There is such high demand because healthcare organizations are rushing to be compliant. The Patient Protection and Affordable Care Act is forcing hospitals to become compliant with "meaningful use" of the EMR system. This means many things, but the focus is on automating records and allowing all providers to share the same patient record amongst each other.
Our home care agency implemented an EMR in 2002 -would never want to go back paper referrals and pens ever. Three months ago, my Central Intake Department was granted access to our health systems hospital Meditech EMR. It has been a huge help in care transitions: no more smeared fax demographic sheets, or lines running through phone numbers, can pull up Case management last note to see client sudenly decided to go to nursing home ...or to cousin Sally's home. I can copy hospital discharge summary directly into homecare database as >50% patients have no clue where theirs went. When the PCP office sends me a RX for " Needs Home care. DX Ambulatory dysfunction" -no demographic sheet nor insurance sent, I can review what is in EMR to complete referral.

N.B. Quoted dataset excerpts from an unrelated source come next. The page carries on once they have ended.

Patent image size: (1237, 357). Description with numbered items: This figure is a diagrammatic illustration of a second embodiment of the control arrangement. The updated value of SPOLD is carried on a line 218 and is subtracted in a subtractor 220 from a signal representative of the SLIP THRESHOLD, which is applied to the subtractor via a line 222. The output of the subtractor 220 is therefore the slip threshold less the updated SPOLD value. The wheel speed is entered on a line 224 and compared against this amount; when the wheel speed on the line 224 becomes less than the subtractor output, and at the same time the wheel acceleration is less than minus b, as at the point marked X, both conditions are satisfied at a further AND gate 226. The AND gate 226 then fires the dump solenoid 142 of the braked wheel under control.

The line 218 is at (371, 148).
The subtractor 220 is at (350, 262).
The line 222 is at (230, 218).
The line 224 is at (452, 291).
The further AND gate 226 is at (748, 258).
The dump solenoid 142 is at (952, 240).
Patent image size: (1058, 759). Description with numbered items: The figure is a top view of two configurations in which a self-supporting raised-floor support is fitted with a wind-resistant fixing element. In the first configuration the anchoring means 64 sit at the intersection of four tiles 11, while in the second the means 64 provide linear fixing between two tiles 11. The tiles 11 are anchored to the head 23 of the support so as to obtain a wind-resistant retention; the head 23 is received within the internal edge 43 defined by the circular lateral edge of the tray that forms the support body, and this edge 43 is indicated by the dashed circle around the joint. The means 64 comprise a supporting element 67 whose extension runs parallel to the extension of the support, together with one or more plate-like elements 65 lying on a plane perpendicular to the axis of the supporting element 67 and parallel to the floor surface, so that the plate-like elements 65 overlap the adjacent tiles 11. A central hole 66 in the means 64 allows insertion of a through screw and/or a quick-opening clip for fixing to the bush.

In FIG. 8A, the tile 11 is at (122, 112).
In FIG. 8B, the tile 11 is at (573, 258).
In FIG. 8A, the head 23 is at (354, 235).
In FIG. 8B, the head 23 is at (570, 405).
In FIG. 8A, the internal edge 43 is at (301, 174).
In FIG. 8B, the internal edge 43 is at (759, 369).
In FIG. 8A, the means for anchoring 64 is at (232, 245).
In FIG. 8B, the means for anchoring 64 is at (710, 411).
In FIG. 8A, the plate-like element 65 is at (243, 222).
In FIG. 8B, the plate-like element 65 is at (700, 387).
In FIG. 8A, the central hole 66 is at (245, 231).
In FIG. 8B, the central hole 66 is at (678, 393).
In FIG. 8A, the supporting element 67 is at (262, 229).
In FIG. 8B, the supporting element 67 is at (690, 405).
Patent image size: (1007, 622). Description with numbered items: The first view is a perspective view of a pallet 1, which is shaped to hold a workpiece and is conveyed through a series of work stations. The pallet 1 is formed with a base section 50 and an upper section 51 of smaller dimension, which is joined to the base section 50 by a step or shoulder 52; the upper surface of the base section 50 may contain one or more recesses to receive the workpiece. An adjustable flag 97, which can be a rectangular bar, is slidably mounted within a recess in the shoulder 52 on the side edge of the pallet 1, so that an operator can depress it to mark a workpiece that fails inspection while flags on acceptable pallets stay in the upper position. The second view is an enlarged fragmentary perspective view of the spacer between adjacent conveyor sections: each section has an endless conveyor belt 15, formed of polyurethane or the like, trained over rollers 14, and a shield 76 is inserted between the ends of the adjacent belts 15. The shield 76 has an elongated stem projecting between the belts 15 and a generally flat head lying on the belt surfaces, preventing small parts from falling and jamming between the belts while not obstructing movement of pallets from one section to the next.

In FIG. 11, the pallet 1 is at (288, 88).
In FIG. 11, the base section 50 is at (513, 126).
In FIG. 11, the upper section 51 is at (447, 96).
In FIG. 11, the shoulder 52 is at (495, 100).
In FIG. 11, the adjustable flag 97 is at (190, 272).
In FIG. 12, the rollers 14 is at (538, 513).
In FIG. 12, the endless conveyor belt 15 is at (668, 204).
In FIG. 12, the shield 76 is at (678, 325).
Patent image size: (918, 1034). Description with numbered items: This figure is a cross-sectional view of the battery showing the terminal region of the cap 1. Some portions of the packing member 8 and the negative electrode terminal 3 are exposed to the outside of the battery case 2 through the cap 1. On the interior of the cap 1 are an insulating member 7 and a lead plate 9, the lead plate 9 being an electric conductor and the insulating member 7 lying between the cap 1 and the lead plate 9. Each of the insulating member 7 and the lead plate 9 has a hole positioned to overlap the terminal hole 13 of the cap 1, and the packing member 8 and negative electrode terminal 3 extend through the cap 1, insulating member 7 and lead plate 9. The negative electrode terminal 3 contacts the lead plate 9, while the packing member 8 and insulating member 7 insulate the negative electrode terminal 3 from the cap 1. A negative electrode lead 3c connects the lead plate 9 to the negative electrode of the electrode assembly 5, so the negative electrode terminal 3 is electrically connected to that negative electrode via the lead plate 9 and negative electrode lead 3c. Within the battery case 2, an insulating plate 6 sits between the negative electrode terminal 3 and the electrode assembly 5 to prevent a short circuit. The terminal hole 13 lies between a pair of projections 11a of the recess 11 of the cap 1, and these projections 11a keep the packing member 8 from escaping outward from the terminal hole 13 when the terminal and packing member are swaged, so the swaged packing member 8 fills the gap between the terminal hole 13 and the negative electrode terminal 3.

Patients who are admitted to any hospital outside our system, I can printout last visit note and med list and fax to ER upon request. Medical equipment companies can send record release to get wound care notes released to them so they inturn can bill insurance companies with proof needed for wound dressings as now have wound care measurements.
For those nurses without computer experience, there will be a learning curve of 6 months or more. 3 RN's quite to work for another agency with paper records --surprise 1 1/2 yrs later when agency was bought out, new owners had same EMR as one they fled.
Having the attitude "I will learn this", will be more successful than those who relish life in the good ole days.